Est-ce que cela répond à une stratégie ?
Pierre Conesa : Cela fait des années qu’il y a une sorte d’escroquerie intellectuelle sur le programme nucléaire iranien. Elle se révèle avec le temps. Régulièrement on nous dit que le programme est sur le point d’aboutir.
J’ai commencé à m’y intéresser en 1992, on disait que cela allait aboutir en 1995, puis 1997, 2007, 2008, 2012 et maintenant 2015. Il y a là un phénomène mensonger générateur d’angoisse, de construction de la menace du côté des Occidentaux.
L’Iran s’adonne moins à la prolifération nucléaire que le Pakistan mais c’est Téhéran l’ennemi. Du côté iranien, il y a la volonté de se doter de l’arme nucléaire. Cela ne fait aucun doute, motivés qu’ils sont par l’idée qu’ils doivent décider de leur sécurité. Mais on en oublie toujours quelques paramètres. Posséder l’arme quand on n’a pas le vecteur porteur est un problème. L’Iran n’a pas de missiles intercontinentaux pour aller bombarder Washington.

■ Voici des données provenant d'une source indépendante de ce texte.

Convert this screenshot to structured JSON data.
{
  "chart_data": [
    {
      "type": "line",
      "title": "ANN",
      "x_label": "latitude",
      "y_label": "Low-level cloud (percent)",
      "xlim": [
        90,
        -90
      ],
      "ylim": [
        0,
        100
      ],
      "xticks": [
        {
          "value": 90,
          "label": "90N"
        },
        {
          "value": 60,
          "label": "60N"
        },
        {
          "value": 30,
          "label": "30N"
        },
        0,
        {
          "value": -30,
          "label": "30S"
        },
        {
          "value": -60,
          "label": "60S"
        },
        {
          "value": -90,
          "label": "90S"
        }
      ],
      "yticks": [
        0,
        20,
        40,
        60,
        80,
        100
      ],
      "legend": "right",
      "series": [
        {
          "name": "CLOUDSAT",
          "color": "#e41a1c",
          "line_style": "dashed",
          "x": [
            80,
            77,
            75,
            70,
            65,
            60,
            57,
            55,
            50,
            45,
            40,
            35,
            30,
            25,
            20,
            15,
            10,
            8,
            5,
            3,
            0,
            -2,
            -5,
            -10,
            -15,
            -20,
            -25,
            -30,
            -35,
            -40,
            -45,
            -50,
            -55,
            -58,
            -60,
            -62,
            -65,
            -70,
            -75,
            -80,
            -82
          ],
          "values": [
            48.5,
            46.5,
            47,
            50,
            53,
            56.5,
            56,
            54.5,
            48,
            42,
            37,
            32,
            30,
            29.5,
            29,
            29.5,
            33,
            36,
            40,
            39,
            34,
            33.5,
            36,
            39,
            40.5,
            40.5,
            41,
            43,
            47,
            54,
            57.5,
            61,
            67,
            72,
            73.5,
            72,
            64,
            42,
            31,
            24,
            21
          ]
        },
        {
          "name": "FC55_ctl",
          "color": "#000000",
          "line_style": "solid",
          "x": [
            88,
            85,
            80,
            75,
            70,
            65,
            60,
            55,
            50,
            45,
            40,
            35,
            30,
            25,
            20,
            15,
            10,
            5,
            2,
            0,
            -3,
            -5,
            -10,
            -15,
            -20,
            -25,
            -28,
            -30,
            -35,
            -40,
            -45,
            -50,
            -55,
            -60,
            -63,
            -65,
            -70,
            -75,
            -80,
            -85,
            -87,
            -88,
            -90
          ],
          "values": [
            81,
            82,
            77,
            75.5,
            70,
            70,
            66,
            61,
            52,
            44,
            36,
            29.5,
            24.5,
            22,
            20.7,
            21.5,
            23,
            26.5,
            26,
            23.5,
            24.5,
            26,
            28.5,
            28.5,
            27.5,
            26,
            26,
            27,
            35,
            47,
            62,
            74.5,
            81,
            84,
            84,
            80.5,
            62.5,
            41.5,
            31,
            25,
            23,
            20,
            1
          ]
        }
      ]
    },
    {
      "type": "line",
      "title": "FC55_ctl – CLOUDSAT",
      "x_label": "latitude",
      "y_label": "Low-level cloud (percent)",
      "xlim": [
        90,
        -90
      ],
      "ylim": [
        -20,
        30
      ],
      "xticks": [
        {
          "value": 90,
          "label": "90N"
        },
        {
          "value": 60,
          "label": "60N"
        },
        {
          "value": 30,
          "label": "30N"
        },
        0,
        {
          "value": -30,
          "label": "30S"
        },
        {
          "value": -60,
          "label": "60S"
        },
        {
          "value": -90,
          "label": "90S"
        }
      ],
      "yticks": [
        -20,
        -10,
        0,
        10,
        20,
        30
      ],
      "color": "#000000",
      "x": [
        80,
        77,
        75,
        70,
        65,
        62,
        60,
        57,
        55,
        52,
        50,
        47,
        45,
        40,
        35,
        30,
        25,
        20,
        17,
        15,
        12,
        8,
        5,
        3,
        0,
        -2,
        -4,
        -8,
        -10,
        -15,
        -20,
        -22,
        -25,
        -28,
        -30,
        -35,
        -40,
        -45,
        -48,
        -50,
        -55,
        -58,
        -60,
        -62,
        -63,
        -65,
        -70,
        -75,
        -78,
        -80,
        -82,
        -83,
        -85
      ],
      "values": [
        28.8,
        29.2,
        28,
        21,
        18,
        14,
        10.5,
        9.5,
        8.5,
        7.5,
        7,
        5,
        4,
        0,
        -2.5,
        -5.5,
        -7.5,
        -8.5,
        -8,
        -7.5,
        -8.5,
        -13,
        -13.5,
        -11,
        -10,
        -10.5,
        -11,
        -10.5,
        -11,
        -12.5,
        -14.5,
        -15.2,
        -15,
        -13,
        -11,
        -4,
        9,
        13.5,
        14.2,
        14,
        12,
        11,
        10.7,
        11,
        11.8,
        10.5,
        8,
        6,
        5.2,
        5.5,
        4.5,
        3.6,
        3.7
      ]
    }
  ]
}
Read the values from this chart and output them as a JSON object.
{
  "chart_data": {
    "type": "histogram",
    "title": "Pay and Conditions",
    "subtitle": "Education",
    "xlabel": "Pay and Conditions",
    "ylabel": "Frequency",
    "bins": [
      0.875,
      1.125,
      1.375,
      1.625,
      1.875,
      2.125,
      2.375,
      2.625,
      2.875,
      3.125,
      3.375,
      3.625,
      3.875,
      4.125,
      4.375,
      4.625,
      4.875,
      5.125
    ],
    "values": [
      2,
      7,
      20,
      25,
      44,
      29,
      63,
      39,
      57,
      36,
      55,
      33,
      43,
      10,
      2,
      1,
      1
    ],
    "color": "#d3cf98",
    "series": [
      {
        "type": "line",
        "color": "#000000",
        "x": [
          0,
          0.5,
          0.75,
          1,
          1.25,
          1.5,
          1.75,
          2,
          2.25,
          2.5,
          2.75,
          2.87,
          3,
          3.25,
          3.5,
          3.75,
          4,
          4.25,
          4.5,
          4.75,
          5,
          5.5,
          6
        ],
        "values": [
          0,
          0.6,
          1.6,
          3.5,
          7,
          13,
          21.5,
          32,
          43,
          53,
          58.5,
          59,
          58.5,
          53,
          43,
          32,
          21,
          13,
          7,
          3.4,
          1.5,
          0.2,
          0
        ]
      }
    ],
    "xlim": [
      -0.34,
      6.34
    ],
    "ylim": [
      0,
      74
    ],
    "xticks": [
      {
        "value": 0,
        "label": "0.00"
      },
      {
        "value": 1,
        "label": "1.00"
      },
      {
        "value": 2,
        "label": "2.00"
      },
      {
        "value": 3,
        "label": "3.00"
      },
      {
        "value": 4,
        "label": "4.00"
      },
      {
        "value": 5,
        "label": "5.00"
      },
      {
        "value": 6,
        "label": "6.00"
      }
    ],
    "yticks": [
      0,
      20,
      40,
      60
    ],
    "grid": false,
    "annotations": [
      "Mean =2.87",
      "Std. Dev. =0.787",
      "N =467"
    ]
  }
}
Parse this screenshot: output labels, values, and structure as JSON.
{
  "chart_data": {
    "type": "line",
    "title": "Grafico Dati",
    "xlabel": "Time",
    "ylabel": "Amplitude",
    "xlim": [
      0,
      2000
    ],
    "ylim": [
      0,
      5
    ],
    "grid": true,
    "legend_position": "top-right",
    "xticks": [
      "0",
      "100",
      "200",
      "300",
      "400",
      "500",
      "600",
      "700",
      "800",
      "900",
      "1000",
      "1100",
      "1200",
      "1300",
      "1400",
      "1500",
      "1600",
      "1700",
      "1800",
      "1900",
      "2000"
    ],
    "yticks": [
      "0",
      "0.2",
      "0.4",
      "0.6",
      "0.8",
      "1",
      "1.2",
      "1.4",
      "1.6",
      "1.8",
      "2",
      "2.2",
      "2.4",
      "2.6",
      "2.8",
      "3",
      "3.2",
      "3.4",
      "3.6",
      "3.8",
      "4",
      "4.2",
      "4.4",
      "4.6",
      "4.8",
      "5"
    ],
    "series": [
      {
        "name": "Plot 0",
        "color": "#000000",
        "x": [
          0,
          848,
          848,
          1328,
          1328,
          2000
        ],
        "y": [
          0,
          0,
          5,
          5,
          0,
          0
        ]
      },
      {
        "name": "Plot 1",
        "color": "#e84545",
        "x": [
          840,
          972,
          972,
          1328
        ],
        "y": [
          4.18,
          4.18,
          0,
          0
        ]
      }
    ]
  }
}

L’autre question centrale est le concept d’emploi de cette arme. Si vous avez l’arme nucléaire et que vous n’avez qu’un seul coup à tirer, c’est-à-dire que vous n’avez pas de deuxième frappe avec des sous-marins lanceurs d’engins, vous ne pouvez pas utiliser votre arme pour déclencher un conflit. Vous ne pouvez l’utiliser que pour vous sanctuariser.
C’est le concept français, nous avons une arme nucléaire, nous n’allons pas l’utiliser pour attaquer mais si vous nous attaquez, nous l’utiliserons dans une logique de protection du territoire. En ce sens-là, nous sommes mal placés pour critiquer la position des Iraniens, car nous savons bien que l’Iran ne l’utilisera pas dans une démarche offensive. Pourquoi voulez-vous que l’Iran se sacrifie ?
Ce qui nous gêne, en revanche, c’est que nous ne pourrons plus intervenir en Iran à partir du moment où ils auront l’arme nucléaire. La dernière question, c’est l’hypocrisie des Occidentaux sur les pays qui violent le Traité de Non-Prolifération. L’Irak, l’Iran et la Corée du Nord avait signé le TNP donc, ils n’avaient pas le droit de faire la bombe.
En revanche, Israël, le Pakistan et l’Inde ne l’ont pas signé donc ils ont le droit. En raisonnant ainsi, vous poussez les pays à sortir du TNP.